361.4
Neoliberal Reconstruction or Urban Regeneration? the Private Sector and the Provision of Low-Income and Social Housing in Inner-City Johannesburg

Tuesday, July 15, 2014: 11:15 AM
Room: 311+312
Oral Presentation
Aidan MOSSELSON , Geography, University College London, United Kingdom
In academic literature, urban regeneration is more often than not treated as a code-word for gentrification or dismissed as a term developers use to sugar-coat the commercialisation of space and the destruction of public housing. Reinvestment in urban spaces and public housing is seen as part of a global strategy of capital and both a cause and symptom of the spread of neoliberal politics and practices around the world (Smith 2002). Using the case of inner-city Johannesburg and the provision of low-income and social housing in the area, this presentation argues that more nuanced and contextually sensitive approaches are required.

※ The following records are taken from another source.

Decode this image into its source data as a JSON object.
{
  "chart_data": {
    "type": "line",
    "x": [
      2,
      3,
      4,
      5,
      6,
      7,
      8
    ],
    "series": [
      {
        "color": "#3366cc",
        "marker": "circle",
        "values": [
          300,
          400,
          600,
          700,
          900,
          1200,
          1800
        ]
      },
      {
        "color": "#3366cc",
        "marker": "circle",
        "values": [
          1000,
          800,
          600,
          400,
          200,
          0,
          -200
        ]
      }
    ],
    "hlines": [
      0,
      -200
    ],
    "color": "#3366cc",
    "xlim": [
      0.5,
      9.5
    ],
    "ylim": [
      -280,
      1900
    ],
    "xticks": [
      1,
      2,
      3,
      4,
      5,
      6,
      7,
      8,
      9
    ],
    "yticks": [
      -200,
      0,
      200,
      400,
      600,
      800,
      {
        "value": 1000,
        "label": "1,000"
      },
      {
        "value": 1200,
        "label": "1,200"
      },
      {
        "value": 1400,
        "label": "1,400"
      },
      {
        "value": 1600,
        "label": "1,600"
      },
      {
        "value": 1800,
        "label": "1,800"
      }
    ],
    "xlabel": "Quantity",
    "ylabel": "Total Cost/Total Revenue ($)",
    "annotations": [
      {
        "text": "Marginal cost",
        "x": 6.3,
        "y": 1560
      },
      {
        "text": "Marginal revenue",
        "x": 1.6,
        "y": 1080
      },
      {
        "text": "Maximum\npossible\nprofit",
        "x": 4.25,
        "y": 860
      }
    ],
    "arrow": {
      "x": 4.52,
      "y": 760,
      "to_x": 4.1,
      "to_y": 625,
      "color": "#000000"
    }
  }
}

In Johannesburg, the provision of low-income housing has been led by the private sector, who have also taken the lead in the regeneration of the city. However, this has not resulted in a solely revanchist or exclusionary city being created, but has had the contradictory effects of fostering increased social cohesion and meaningful regeneration, whilst simultaneously increasing the cost of land and housing in the area. Utilising Pierre Bourdieu’s notions of field, capital and habitus, this presentation explores the multiple factors which have shaped the reinvestment and regeneration process in Johannesburg and shows how a diversity of outcomes and imperatives are possible and in fact present, even in a context shaped by neoliberal approaches to city-building and housing provision. Cities are part of broader social contexts or milieus and are therefore shaped by competing fields and forms of capital. This presentation highlights the multiple impulses and concerns which have shaped housing provision and reinvestment in Johannesburg’s inner-city and discusses what the effects of these have been on communities living in the area and invites scholars, whilst still remaining critical, to adopt new, more nuanced and context sensitive approaches to questions about urban renewal, particularly in the Global South.